传统方法的限制:ABR 算法通常依赖于准确的带宽估计，这通常需要通过简单的启发式或统计方法实现。此外，ARB 算法基于带宽估计做出适应决策，且两者之间存在复杂的关系，因此简单的启发式方法对于所有场景都无效。

As discussed above, ABR algorithms typically involve bandwidth estimation, a complex control logic, or both, where we can leverage existing ML methods: the bandwidth estimation problem can be treated as a general regression problem, while the control problem can be treated as a decision-making problem. In fact, existing work on applying ML in adaptive video streaming can be generally divided into these two lines. We will discuss these two lines separately.
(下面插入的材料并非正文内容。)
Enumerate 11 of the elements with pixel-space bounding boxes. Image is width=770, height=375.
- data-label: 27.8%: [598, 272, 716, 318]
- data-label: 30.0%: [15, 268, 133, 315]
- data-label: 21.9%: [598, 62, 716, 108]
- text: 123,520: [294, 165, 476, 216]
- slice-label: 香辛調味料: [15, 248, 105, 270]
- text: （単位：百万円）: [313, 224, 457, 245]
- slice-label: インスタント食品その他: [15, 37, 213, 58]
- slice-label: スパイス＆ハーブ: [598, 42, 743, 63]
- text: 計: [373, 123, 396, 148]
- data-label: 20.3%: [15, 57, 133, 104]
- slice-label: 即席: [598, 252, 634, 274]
以上讨论的 ABR 算法通常涉及带宽估计和复杂的控制逻辑，或者两者都有。我们可以利用现有的机器学习方法来解决这些难题：带宽估计问题可以被视为一般性回归问题，而控制问题可以被视为决策问题。事实上，已经在自适应视频流媒体领域应用机器学习的工作可以分为两类。我们将分别讨论这两类工作

The first research line aims at achieving better accuracy in bandwidth estimation. Bandwidth estimation is a general and well-studied problem that has its presence in many of the Internet applications [68, 69]. Existing ML-based approaches for bandwidth estimation mainly focus on using methods like Kalman filter [40] or neural networks [43, 78] to perform the prediction. In the context of adaptive video streaming, CS2P aims at improving bitrate adaptation by adopting data-driven approaches in throughput prediction [154]. The authors make two important observa-tions: (1) There are similarities in the throughput pattern across video streaming sessions. (2) The throughput variability within a video streaming session exhibits stateful nature. Based on the first observation, the authors cluster similar sessions and use the clustering result to predict the initial throughput of a session. Using the second observation, they propose a Hidden-Markov-Model-based method to explore the stateful nature of throughput variability to predict the throughput. The second line of research focuses on leveraging ML, RL in particular, techniques for adapta-tion decision making. By penalizing on detrimental factors that negatively affect the optimization objectives, RL can learn from expererience an optimal strategy for bitrate selection, and replace existing heuristic-based schemes that suffer in generalizing to dynamic networks. RL can exploit the low level system signals that are essential for ABR algorithm design but are hard to be modeled and considered due to the inherent complexity. Besides, RL-based approaches are typically more flexible and can be generalized to different network conditions.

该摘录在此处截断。